METHOD
Summary of best planning practices
20/04/2023
Reading time: 3min
Why plan?
Planning is an essential activity in industrial operations. A good planning system improves service rates, allows for confidently entering new markets, boosts productivity while reducing stock levels.
Good planning, therefore, enhances the 3 pillars of a company's performance (throughput, costs, stock) presented by Eliyahu M. Goldratt in the Best Seller of manufacturing “The Goal”.
When to plan?
To establish the right production strategy, it is necessary to implement decision-making routines that define plans over different horizons:
Long term with the S&OP (Sales and Operations Planning)
Medium term with the PDP (Master Production Schedule)
Short term with Scheduling
Here is a brief summary of the challenges and best practices for each of these horizons.
PIC - Industrial and Commercial Plan
Horizon : 6 months to 5 years
Who must be present:
The Industrial Director
The Sales Director
The Operations Director
The Supply Chain Director
The Master Planner
Data provided:
Sales history, commercial strategy, sales forecasts, architecture of the industrial system.
Exercise objectives:
Obtain a consolidated view of the forecasted demand, make investment or disinvestment decisions.
Example of decisions made:
Industrial investment in a new production line, increasing commercial efforts on a market segment (region, product, type of customer).
❌ Some classic mistakes to avoid:
Create a model that is too complex, understood only by one or several people.
✅ Best practices for going further:
Validate the main assumptions with each contributor/stakeholder in advance of the meeting.
Prepare in advance the thinking on the remaining 2/3 key decisions.
PDP - Master Production Schedule
Horizon : 12 weeks to 12 months
Who should be present:
The Production Director
The Sector Managers
The Supply Chain Director
The Planner
The Scheduler
Data provided:
Actual customer requests (firm and forecasted), the upcoming availability of personnel and machinery, the initial stock levels.

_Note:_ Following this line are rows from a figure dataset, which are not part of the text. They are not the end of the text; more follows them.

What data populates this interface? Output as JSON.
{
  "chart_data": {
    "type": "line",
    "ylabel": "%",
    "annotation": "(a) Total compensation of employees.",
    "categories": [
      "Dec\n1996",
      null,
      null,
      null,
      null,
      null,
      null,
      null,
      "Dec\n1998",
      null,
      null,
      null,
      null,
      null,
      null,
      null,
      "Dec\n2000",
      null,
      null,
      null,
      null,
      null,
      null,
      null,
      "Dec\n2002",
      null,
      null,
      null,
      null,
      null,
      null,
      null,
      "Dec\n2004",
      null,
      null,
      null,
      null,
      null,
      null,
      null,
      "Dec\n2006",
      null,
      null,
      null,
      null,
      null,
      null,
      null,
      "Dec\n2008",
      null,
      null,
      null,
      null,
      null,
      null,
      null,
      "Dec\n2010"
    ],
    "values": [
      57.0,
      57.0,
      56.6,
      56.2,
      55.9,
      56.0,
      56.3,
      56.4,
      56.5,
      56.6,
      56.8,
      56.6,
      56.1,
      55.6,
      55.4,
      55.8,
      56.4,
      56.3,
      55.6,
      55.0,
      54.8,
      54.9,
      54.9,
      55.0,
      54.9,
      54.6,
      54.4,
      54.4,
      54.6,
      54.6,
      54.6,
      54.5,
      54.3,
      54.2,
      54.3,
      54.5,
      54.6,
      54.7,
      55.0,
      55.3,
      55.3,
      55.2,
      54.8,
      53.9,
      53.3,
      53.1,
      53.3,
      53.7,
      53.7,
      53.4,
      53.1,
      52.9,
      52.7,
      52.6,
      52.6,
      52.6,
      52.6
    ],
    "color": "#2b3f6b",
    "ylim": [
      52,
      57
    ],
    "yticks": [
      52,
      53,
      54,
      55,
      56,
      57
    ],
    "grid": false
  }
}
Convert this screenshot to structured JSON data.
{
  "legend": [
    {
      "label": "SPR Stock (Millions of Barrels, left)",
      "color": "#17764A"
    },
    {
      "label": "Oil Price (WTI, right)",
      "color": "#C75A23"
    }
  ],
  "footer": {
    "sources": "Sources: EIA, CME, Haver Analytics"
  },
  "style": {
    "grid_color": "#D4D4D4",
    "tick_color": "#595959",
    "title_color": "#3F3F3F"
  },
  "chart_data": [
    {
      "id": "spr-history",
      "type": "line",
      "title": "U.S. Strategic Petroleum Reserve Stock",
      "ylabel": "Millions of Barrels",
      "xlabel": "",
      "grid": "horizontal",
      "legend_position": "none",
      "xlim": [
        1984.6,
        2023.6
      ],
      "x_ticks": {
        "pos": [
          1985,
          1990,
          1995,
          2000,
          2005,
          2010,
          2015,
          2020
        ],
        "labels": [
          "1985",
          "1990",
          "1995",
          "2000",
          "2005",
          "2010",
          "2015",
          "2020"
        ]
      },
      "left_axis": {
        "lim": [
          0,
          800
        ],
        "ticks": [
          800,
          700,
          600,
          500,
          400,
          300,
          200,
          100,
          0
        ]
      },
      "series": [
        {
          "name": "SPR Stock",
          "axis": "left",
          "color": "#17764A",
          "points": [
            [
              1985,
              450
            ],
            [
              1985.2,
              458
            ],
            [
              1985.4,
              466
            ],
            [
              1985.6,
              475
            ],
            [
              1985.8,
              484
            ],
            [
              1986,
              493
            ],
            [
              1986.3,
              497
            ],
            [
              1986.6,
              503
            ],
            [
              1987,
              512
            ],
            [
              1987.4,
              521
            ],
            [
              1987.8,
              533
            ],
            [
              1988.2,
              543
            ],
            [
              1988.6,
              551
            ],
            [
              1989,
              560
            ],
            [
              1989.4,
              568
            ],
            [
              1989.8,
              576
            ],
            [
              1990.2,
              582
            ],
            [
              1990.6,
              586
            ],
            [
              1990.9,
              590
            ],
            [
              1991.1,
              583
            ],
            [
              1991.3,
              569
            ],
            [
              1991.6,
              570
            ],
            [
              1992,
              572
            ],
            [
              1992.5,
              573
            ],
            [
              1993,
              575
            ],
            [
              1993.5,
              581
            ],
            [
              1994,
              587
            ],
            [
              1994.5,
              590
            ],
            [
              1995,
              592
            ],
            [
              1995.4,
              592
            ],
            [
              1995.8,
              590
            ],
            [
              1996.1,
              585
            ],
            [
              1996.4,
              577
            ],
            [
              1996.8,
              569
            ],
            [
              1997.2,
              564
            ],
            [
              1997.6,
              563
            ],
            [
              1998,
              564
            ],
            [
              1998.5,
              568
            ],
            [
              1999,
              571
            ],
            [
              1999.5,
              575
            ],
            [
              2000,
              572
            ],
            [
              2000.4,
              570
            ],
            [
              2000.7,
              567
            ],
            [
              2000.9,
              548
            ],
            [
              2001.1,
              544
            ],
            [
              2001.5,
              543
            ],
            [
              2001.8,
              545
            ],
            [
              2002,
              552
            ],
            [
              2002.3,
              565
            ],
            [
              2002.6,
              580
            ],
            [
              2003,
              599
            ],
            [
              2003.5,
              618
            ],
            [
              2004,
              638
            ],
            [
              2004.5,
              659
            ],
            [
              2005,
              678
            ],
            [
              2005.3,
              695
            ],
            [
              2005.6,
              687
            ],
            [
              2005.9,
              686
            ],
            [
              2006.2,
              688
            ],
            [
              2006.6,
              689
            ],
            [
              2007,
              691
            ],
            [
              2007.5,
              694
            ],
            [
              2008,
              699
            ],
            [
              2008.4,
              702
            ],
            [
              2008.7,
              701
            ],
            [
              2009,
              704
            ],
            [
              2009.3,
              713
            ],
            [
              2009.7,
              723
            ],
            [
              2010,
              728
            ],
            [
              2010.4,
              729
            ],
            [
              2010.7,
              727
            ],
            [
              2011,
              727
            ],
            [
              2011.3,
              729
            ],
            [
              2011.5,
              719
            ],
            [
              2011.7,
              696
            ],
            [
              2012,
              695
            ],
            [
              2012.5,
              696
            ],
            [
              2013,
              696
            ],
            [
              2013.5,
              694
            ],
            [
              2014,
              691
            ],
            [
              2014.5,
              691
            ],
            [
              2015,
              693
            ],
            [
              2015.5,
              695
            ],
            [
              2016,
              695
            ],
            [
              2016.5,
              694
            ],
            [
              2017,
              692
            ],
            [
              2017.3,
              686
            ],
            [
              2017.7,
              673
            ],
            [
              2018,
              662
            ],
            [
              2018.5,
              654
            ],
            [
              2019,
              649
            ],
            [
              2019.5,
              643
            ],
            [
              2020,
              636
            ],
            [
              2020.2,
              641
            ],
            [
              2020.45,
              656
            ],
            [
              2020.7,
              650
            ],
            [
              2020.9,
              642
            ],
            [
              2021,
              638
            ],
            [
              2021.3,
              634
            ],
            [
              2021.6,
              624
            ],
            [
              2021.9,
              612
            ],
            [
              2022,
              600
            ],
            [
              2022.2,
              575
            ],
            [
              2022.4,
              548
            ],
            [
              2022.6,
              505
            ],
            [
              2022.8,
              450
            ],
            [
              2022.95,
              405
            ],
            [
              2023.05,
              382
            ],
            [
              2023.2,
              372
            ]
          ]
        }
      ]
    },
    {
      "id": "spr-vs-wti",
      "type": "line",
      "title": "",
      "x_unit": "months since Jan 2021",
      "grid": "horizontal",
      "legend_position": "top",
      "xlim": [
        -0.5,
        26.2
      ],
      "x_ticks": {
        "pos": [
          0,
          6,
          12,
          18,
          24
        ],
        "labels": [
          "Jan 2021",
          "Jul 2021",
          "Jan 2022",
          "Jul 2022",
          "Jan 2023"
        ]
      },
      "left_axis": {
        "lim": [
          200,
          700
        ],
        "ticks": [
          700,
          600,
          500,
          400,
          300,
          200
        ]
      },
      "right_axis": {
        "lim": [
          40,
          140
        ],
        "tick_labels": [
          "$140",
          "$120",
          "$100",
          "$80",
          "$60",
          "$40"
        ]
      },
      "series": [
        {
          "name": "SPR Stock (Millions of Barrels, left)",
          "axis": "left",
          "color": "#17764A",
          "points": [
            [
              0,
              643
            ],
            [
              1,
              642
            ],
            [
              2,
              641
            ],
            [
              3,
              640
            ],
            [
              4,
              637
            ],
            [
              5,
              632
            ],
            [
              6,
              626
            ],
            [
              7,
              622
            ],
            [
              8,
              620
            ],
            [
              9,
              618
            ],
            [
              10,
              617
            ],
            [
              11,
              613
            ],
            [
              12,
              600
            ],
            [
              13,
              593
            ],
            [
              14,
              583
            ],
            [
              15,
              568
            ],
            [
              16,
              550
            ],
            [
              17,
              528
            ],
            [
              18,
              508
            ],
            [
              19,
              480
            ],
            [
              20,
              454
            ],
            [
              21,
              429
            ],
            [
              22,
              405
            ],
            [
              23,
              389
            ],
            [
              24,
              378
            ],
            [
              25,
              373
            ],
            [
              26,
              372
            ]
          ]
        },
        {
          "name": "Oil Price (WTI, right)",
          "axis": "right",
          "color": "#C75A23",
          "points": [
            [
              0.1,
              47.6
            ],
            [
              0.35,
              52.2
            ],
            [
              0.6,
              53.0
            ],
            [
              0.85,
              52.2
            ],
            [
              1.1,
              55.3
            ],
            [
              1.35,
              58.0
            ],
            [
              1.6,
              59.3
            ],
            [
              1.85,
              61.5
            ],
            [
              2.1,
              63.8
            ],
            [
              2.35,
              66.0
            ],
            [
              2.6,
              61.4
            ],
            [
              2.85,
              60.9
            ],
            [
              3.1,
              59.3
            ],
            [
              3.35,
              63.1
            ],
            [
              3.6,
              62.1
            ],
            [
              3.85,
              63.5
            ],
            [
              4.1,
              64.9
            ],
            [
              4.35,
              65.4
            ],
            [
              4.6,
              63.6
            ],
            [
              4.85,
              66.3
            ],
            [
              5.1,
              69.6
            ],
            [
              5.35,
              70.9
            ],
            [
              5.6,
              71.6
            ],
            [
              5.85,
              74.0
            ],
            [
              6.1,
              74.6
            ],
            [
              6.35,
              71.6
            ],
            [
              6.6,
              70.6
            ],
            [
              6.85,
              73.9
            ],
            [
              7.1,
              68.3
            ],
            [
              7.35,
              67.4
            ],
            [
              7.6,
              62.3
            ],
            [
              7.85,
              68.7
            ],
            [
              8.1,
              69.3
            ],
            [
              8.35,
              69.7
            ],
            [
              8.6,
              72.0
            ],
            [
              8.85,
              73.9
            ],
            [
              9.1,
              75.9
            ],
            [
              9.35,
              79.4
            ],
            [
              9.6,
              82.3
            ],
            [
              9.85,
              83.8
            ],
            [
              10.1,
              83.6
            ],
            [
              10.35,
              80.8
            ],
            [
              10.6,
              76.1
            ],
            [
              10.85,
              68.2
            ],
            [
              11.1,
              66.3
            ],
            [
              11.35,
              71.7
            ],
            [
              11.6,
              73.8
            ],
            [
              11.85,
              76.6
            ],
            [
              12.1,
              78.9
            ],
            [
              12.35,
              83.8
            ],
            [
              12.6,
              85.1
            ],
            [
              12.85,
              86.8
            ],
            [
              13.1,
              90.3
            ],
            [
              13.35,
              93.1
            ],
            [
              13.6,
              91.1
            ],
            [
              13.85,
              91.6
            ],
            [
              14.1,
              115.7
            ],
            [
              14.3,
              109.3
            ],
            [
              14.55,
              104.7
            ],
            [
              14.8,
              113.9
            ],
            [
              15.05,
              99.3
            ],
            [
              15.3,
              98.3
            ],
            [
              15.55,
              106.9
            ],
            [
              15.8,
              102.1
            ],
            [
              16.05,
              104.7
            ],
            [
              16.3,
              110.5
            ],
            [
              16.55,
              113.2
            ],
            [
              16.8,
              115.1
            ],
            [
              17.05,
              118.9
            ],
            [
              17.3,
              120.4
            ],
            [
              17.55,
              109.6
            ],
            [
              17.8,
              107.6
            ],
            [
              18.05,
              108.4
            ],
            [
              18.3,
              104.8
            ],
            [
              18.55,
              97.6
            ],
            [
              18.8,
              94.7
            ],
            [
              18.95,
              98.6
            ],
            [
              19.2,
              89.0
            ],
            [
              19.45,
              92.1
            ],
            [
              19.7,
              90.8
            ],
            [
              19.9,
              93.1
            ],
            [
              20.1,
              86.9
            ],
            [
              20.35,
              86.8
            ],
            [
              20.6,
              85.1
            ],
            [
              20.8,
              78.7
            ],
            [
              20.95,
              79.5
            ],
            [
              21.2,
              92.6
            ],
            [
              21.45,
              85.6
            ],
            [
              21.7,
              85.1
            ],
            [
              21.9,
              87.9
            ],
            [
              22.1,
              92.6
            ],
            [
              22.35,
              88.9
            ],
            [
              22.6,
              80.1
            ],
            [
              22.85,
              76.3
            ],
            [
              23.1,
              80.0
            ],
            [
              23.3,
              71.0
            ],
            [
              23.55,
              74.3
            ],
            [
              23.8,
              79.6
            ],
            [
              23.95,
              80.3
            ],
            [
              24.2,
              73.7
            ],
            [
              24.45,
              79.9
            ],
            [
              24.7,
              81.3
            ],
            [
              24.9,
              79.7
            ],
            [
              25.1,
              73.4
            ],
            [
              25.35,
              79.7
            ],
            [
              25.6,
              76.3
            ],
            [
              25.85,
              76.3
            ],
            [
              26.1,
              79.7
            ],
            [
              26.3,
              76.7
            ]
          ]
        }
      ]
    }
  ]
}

Objectives of the exercise:
Establish a forecasted resource allocation plan.
Examples of decisions made and information collected:
The hiring of a temporary worker, the relocation of a resource, the outsourcing of an operation or product, the postponement of an order, the risk of stockouts on a product.
❌ Some classic mistakes to avoid:
Confusing workload-capacity balance and scheduling. The goal of workload-capacity balance is to answer the question “does it fit or not?” and not “in what order does it fit?”.
Not involving production. They are the ones who know the constraints of the workshop (absences, ongoing work, machine problems).
✅ Best practices to go further:
Compare the planned capacity to the demonstrated capacity that represents the historical throughput observed in the workshop. This often helps avoid being overly optimistic.
Scheduling
Horizon: 1 to 4 weeks
Who should be present:
The Scheduler
The Workshop Leader or the Sector Manager
Data provided:
The list of needs to be met (OFs), the levels of priorities, the availability of production resources (operator, raw materials, tools, machines).
Objectives of the exercise:
Establish a production schedule for the coming days/weeks.
Example of decisions made:
Transfer an OF from one machine to another, group certain OFs to maximize production, reassign operators.
❌ Common mistakes to avoid:
Final scheduling should only be done on the few bottleneck stations in the workshop. Non-bottleneck stations can be managed according to queue management methodologies (e.g., FIFO, conwip, polka).
Use the same visual to create the plan and communicate it to the workshops. The scheduler and the workshop have very different roles and work in different environments as well (fixed PC vs. workshop). Therefore, they do not have the same visualization needs.
✅ Best practices for going further:
Have a simple and visual display of priorities.
Establish a fixed horizon on which the priorities are set.
Give some autonomy to the workshop to adjust production based on their experience.